Every person within the organization is trained to interview and give post-process feedback. Descriptions of current and near-future needs are made readily available to employees, while for high-stakes hires bonus incentives can be part of the plan. They understand the candidate experience can enhance or damage their brand, realizing that full engagement and enthusiasm on behalf of anyone who touches the candidate is crucial to their program’s success. Candidates leave any interaction with the company feeling connected to a company that is well managed, focused on their employees and invested in a hiring process handled with a high level of professionalism.
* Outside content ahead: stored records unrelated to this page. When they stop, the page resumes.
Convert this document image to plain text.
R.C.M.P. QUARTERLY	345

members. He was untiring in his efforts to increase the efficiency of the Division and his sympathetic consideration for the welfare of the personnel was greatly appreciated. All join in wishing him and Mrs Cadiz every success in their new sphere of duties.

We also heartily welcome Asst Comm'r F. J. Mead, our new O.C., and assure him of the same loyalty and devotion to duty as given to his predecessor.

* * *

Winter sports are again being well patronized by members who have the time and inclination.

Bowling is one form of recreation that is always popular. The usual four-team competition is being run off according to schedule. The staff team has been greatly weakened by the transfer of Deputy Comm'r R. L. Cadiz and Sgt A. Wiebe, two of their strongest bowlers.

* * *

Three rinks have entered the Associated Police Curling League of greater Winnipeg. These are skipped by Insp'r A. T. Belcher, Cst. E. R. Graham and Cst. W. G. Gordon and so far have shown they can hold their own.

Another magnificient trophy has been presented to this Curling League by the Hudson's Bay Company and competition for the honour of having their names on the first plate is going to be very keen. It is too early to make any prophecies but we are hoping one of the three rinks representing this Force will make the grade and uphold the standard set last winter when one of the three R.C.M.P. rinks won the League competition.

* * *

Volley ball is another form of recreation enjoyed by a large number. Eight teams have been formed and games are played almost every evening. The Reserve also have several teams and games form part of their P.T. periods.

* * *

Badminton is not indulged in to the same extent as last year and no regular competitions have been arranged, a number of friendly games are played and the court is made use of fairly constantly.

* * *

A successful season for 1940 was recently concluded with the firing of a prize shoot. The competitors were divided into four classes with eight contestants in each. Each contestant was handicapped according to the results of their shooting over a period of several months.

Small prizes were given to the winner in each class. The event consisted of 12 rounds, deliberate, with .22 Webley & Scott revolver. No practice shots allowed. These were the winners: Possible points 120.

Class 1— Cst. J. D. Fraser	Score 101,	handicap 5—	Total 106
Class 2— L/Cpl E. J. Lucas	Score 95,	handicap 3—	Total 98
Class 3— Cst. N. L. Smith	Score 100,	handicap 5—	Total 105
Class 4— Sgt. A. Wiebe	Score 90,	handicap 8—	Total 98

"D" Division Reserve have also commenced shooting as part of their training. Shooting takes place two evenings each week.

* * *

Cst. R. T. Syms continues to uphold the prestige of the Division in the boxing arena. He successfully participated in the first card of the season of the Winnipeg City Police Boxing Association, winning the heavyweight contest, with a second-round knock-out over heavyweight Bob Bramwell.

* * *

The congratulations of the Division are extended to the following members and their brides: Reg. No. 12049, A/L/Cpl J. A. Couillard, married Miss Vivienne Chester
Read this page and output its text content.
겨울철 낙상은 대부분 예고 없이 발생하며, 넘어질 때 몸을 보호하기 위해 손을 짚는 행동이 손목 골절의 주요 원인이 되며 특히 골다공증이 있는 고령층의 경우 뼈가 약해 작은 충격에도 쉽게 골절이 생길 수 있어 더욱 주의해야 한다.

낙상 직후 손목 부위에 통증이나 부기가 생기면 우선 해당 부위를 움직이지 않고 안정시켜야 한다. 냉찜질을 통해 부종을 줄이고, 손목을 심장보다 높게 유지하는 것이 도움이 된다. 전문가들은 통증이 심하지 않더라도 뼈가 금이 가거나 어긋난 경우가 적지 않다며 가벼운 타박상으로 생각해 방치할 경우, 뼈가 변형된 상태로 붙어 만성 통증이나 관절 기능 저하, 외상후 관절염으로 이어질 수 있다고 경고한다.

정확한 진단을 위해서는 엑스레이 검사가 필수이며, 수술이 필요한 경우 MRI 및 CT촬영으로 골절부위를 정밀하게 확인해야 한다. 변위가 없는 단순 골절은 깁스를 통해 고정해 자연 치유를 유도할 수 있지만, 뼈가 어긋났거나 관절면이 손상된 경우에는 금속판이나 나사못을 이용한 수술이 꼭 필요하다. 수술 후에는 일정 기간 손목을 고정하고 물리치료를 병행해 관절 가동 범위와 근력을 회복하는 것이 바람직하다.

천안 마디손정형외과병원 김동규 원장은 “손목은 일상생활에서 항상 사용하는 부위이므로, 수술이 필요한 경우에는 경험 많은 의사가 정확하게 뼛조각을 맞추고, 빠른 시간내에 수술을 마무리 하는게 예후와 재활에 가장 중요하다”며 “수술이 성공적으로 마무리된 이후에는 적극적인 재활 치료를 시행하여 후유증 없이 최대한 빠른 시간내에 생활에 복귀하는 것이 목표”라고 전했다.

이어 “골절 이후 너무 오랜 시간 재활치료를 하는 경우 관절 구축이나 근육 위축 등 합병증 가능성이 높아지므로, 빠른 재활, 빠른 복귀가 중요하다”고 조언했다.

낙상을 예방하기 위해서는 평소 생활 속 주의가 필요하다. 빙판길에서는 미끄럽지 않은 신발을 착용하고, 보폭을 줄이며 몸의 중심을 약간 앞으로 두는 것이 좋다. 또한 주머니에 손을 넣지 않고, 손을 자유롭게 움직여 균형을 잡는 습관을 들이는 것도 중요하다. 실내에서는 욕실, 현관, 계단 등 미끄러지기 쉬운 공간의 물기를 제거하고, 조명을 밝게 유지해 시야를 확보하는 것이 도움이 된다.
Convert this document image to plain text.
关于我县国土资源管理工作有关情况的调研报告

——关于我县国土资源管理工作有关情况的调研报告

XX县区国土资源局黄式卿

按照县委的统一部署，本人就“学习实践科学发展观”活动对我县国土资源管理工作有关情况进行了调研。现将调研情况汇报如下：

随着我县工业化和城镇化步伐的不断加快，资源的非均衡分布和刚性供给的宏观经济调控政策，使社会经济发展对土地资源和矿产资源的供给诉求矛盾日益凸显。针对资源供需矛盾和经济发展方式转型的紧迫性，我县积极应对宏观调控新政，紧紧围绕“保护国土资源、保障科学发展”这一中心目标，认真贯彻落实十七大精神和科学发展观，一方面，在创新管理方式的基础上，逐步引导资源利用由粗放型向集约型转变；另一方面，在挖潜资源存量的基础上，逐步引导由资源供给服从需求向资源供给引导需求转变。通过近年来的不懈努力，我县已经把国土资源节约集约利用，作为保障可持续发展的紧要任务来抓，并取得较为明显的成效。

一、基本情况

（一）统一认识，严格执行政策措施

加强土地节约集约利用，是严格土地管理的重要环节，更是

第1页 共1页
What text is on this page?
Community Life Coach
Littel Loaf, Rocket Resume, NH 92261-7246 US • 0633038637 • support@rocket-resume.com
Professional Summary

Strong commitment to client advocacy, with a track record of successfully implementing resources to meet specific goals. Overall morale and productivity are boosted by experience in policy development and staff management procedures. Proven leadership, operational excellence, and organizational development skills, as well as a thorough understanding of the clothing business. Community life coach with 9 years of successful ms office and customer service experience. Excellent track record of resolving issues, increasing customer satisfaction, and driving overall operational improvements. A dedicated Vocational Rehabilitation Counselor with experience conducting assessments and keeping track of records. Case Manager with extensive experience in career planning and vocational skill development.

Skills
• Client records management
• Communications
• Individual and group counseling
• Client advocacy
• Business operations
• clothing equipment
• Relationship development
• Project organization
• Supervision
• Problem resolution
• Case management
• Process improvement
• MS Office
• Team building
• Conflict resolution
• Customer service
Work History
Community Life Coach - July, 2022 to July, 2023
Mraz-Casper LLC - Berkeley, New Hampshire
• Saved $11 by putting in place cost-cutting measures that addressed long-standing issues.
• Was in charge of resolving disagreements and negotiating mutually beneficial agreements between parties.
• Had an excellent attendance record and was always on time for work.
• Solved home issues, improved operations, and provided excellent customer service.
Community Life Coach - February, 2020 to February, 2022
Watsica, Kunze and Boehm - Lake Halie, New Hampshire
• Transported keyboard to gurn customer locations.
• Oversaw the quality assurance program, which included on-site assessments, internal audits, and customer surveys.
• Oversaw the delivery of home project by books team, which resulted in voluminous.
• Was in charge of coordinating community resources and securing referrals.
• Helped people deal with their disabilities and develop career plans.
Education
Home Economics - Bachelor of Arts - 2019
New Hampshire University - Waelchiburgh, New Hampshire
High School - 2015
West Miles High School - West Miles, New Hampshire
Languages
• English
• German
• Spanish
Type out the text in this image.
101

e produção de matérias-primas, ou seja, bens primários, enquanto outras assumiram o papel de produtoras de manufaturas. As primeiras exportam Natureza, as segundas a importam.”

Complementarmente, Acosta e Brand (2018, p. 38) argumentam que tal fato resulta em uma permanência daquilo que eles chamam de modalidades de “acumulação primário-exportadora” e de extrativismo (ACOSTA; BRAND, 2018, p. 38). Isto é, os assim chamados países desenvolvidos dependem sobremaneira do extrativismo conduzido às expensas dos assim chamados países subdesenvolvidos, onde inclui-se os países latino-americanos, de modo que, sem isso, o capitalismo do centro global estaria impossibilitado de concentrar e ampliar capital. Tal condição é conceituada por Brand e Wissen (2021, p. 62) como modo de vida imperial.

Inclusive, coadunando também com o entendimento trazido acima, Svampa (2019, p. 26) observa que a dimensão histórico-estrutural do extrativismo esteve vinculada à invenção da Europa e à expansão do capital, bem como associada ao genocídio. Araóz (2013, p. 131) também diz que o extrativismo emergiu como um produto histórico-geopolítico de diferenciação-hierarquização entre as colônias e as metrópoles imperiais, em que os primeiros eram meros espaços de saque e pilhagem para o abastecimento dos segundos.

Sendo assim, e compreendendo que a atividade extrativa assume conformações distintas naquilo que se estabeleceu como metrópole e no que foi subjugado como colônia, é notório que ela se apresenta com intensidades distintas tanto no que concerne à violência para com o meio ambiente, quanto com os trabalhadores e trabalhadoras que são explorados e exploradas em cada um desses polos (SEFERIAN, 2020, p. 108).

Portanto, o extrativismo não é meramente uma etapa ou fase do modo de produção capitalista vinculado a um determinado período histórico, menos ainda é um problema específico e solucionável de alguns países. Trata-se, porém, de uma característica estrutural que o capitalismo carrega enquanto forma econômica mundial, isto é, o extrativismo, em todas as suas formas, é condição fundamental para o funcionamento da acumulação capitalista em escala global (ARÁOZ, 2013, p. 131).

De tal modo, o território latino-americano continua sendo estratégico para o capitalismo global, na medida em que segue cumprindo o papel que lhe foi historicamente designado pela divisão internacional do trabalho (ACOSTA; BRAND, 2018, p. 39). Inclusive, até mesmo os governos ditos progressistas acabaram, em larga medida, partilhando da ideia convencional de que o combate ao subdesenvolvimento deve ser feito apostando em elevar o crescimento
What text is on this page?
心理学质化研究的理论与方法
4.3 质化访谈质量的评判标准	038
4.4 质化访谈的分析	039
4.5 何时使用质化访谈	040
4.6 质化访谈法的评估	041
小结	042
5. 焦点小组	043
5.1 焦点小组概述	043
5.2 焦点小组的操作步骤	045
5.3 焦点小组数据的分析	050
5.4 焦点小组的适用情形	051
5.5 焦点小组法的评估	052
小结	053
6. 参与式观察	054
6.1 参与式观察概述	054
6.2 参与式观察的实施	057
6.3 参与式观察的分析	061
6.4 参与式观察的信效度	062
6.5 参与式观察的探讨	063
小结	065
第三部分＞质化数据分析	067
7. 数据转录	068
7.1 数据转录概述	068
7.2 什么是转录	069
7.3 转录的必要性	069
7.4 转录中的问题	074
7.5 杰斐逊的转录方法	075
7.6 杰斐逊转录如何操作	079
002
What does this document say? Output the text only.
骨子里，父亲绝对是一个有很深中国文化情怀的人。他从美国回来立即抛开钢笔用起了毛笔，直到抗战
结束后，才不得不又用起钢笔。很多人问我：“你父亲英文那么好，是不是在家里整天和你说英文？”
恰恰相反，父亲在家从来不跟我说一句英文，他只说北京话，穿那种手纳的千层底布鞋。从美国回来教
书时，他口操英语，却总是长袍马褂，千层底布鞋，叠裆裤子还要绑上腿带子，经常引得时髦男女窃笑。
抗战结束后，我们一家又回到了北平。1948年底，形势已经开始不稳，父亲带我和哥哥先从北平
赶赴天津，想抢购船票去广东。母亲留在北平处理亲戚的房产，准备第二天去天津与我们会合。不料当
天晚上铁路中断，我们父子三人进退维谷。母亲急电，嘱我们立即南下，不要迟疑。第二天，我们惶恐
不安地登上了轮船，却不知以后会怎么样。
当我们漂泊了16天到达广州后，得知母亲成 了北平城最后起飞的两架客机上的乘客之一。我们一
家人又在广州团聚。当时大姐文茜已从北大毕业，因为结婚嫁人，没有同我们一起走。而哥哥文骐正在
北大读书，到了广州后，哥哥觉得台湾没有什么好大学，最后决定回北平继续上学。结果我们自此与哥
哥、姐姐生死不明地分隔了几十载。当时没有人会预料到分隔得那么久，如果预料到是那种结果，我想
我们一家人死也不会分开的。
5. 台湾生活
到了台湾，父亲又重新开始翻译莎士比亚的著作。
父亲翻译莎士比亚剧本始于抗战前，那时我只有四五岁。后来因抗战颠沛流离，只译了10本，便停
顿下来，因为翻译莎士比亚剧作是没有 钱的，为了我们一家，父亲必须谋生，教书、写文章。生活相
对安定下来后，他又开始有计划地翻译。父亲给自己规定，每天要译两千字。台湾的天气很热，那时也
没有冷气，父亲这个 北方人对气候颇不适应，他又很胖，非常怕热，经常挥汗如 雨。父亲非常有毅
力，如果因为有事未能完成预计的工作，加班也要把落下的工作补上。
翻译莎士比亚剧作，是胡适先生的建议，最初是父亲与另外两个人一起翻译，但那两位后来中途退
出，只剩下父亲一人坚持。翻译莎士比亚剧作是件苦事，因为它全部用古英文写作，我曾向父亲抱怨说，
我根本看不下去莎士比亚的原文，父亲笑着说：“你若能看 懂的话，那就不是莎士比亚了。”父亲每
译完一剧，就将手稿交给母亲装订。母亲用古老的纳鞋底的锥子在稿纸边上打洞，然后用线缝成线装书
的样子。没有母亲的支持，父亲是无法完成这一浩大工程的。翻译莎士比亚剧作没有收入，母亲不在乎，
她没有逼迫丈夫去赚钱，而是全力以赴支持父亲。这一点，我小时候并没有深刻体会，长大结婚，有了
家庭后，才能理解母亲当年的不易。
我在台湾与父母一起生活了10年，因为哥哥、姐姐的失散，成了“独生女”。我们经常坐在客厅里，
If your company falls short of the ideal description above, all is not lost. With an investment of time and resources, you can create a talent acquisition strategy that will strengthen your brand and ensure success in attracting the right people:
- Look back on negative candidate and recruiting experiences and do some due diligence to know where you fell short
- Understand how your overall brand should play in attracting talent; build a recruiting brand that’s a powerful extension of your corporate culture by defining the experience you wish your candidates to have. Ensuring that every conceivable interaction delivers that experience, which includes external staffing sources
- Be clear on the roles you’re seeking and the types of candidates you wish to attract, then deliberately identify avenues to find those candidates
- Train all employees to assess talent, recruit actively and interview
- Expand your recruiting strategy to include social media, networking events and charitable functions
- Create recruiting packages designed specifically with the candidate and the interviewing team in mind; each should be crafted so each party has enough detail and material to perform their roles flawlessly
- Brief interviewers in advance about the role, the candidates, expectations and feedback needs prior to the interview
- Provide interview feedback to the candidate and keep them informed. A high-touch process leads to connected hires and builds your brand in the marketplace
- Make the investment in candidate due diligence, from reference checking to background reports. Complete these tasks early so there is no delay or embarrassment when it comes to making the hire or declining the candidate
- Inadequate and insufficient onboarding is often the cause of talent flight and is a worthwhile investment due to the swift alignment it creates. Do not overlook this valuable step.
Don not delay in the development of this important entry to your corporate culture. Like it or not, your bottom line truly depends on it.